Sebbene la ricerca non dimostri un rapporto di causa-effetto, rafforza l’idea che la velocità dell’andatura possa rappresentare un semplice indicatore dello stato di salute del cervello.
Camminare è un’attività più complessa di quanto sembri
Camminare è un gesto apparentemente automatico, ma richiede la perfetta coordinazione di numerosi sistemi dell’organismo. Cervello, sistema nervoso, muscoli, equilibrio, vista e apparato cardiovascolare lavorano insieme per permettere un’andatura stabile e sicura.
Con l’avanzare dell’età, eventuali alterazioni di questi sistemi possono manifestarsi inizialmente proprio con un rallentamento del passo, talvolta ancora prima della comparsa di problemi evidenti di memoria o di altre funzioni cognitive.
Lo studio sui cosiddetti “super movers”
I ricercatori hanno analizzato i dati di diversi studi condotti su persone con un’età media superiore agli 80 anni, confrontando la velocità abituale del cammino con test cognitivi, risonanze magnetiche cerebrali e altri indicatori della salute del cervello.
I partecipanti sono stati suddivisi in due gruppi: i cosiddetti super movers, cioè coloro che mantenevano una camminata naturalmente più veloce, e i soggetti con un’andatura più lenta.
I risultati hanno mostrato che chi camminava più rapidamente presentava migliori prestazioni cognitive e circa il 50% di probabilità in meno di sviluppare un declino cognitivo rispetto agli altri partecipanti.
Un possibile indicatore della salute del cervello
Secondo gli autori dello studio, la velocità della camminata potrebbe rappresentare un utile indicatore della salute cerebrale.
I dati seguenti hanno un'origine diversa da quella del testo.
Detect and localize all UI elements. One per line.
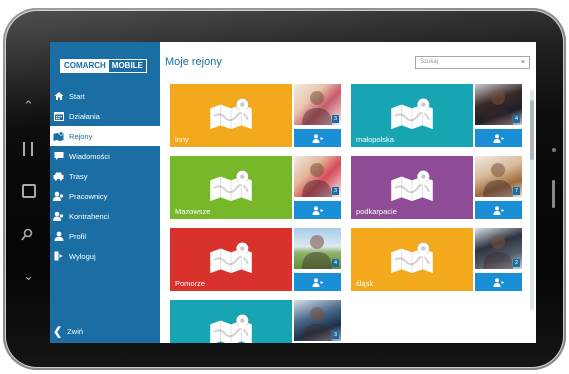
- sidebar: COMARCH MOBILE Start Działania Rejony Wi…: [50, 42, 160, 343]
- collapse-label: Zwiń: [67, 327, 84, 336]
- contact-count-badge: 2: [512, 259, 520, 267]
- region-contacts-button[interactable]: [475, 201, 522, 219]
- hardware-home-icon[interactable]: [22, 184, 36, 198]
- logo-part-2: MOBILE: [111, 61, 143, 70]
- region-tile[interactable]: podkarpacie: [351, 156, 473, 219]
- sidebar-item-label: Trasy: [69, 171, 88, 181]
- sidebar-item-kontrahenci[interactable]: Kontrahenci: [50, 206, 160, 226]
- region-contacts-button[interactable]: [475, 129, 522, 147]
- region-name: inny: [175, 135, 189, 144]
- user-icon: [53, 231, 64, 242]
- region-contacts-button[interactable]: [294, 273, 341, 291]
- sidebar-item-label: Start: [69, 91, 85, 101]
- sidebar-item-label: Wiadomości: [69, 151, 110, 161]
- region-tile[interactable]: śląsk: [351, 228, 473, 291]
- hardware-menu-icon[interactable]: [23, 142, 33, 156]
- sidebar-item-dzialania[interactable]: Działania: [50, 106, 160, 126]
- region-name: podkarpacie: [356, 207, 397, 216]
- contacts-icon: [312, 205, 323, 215]
- sidebar-item-rejony[interactable]: Rejony: [50, 126, 160, 146]
- region-map-icon: [208, 313, 254, 343]
- region-contact-photo[interactable]: 4: [294, 228, 341, 269]
- page-title: Moje rejony: [165, 56, 222, 68]
- region-map-icon: [208, 241, 254, 275]
- sidebar-item-label: Kontrahenci: [69, 211, 110, 221]
- sidebar-item-pracownicy[interactable]: Pracownicy: [50, 186, 160, 206]
- contact-count-badge: 3: [331, 187, 339, 195]
- sidebar-item-label: Pracownicy: [69, 191, 108, 201]
- logout-icon: [53, 251, 64, 262]
- sidebar-item-start[interactable]: Start: [50, 86, 160, 106]
- car-icon: [53, 171, 64, 182]
- main-content: Moje rejony Szukaj × inny 3 małopolska 4 Maz…: [160, 42, 536, 343]
- region-tile[interactable]: Mazowsze: [170, 156, 292, 219]
- sidebar-item-wyloguj[interactable]: Wyloguj: [50, 246, 160, 266]
- region-map-icon: [389, 97, 435, 131]
- collapse-button[interactable]: ❮ Zwiń: [53, 325, 83, 338]
- region-contacts-button[interactable]: [475, 273, 522, 291]
- scroll-thumb[interactable]: [530, 100, 534, 160]
- employees-icon: [53, 191, 64, 202]
- region-tile[interactable]: [170, 300, 292, 343]
- contacts-icon: [312, 277, 323, 287]
- hardware-back-icon[interactable]: ⌃: [23, 100, 34, 114]
- sidebar-item-wiadomosci[interactable]: Wiadomości: [50, 146, 160, 166]
- sidebar-item-label: Profil: [69, 231, 87, 241]
- sidebar-nav: Start Działania Rejony Wiadomości Trasy …: [50, 86, 160, 266]
- region-tile[interactable]: inny: [170, 84, 292, 147]
- sidebar-item-profil[interactable]: Profil: [50, 226, 160, 246]
- scrollbar[interactable]: [530, 90, 534, 310]
- home-icon: [53, 91, 64, 102]
- region-map-icon: [389, 241, 435, 275]
- hardware-search-icon[interactable]: [21, 228, 33, 245]
- contacts-icon: [493, 133, 504, 143]
- region-tile[interactable]: małopolska: [351, 84, 473, 147]
- region-map-icon: [208, 169, 254, 203]
- region-contact-photo[interactable]: 3: [294, 84, 341, 125]
- hardware-down-icon[interactable]: ⌄: [23, 270, 34, 284]
- contacts-icon: [493, 277, 504, 287]
- region-name: Pomorze: [175, 279, 206, 288]
- region-contact-photo[interactable]: 3: [294, 156, 341, 197]
- contact-count-badge: 3: [331, 115, 339, 123]
- search-input[interactable]: Szukaj ×: [415, 56, 530, 69]
- regions-icon: [53, 131, 64, 142]
- contact-count-badge: 4: [331, 259, 339, 267]
- region-map-icon: [389, 169, 435, 203]
- region-map-icon: [208, 97, 254, 131]
- sidebar-item-trasy[interactable]: Trasy: [50, 166, 160, 186]
- contact-count-badge: 4: [512, 115, 520, 123]
- contacts-icon: [493, 205, 504, 215]
- search-placeholder: Szukaj: [420, 59, 439, 65]
- contacts-icon: [312, 133, 323, 143]
- clear-icon[interactable]: ×: [521, 57, 525, 68]
- chevron-left-icon: ❮: [53, 326, 63, 338]
- sidebar-item-label: Wyloguj: [69, 251, 96, 261]
- region-name: Mazowsze: [175, 207, 211, 216]
- message-icon: [53, 151, 64, 162]
- region-contacts-button[interactable]: [294, 201, 341, 219]
- camera-icon: [552, 148, 556, 152]
- contact-count-badge: 3: [331, 331, 339, 339]
- region-contact-photo[interactable]: 3: [294, 300, 341, 341]
- sidebar-item-label: Rejony: [69, 131, 93, 141]
- contact-count-badge: 7: [512, 187, 520, 195]
- power-button[interactable]: [552, 180, 555, 208]
- region-name: śląsk: [356, 279, 374, 288]
- region-contact-photo[interactable]: 7: [475, 156, 522, 197]
- calendar-icon: [53, 111, 64, 122]
- region-name: małopolska: [356, 135, 394, 144]
- app-logo: COMARCH MOBILE: [60, 59, 147, 73]
- sidebar-item-label: Działania: [69, 111, 100, 121]
- logo-part-1: COMARCH: [61, 60, 109, 72]
- region-contact-photo[interactable]: 4: [475, 84, 522, 125]
- contractors-icon: [53, 211, 64, 222]
- region-contact-photo[interactable]: 2: [475, 228, 522, 269]
- screen: COMARCH MOBILE Start Działania Rejony Wi…: [50, 42, 536, 343]
- region-tile[interactable]: Pomorze: [170, 228, 292, 291]
- region-contacts-button[interactable]: [294, 129, 341, 147]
Misurare il passo richiede infatti pochi secondi e non necessita di strumenti complessi, rendendolo facilmente utilizzabile anche durante le normali visite mediche.
Gli esperti sottolineano però che un rallentamento dell’andatura non deve essere interpretato come una diagnosi di demenza. Piuttosto, può rappresentare un campanello d’allarme che suggerisce l’opportunità di effettuare una valutazione clinica più approfondita, soprattutto se accompagnato da disturbi della memoria o da altri sintomi neurologici.
Camminare più veloce previene la demenza?
Lo studio è di tipo osservazionale e non dimostra che aumentare volontariamente la velocità della camminata riduca il rischio di sviluppare demenza.
È possibile infatti che sia una migliore salute del cervello a consentire di mantenere un passo più rapido e non il contrario. Saranno necessari ulteriori studi per capire se interventi mirati a migliorare la mobilità possano avere effetti diretti anche sulle funzioni cognitive.
Le abitudini che aiutano a invecchiare in salute
Sebbene non esista una strategia unica per prevenire il declino cognitivo, gli esperti ricordano che alcuni comportamenti possono favorire sia la salute del cervello sia quella fisica. Tra questi figurano un’attività fisica regolare, esercizi di forza e resistenza, il controllo di pressione arteriosa, diabete e altri fattori di rischio cardiovascolare, un’alimentazione equilibrata, un sonno adeguato e il mantenimento di relazioni sociali attive.
Anche una semplice passeggiata quotidiana rappresenta quindi un’abitudine preziosa per il benessere generale. Prestare attenzione ai cambiamenti della propria andatura, soprattutto in età avanzata, può offrire indicazioni utili sullo stato di salute e contribuire a individuare precocemente eventuali problemi cognitivi.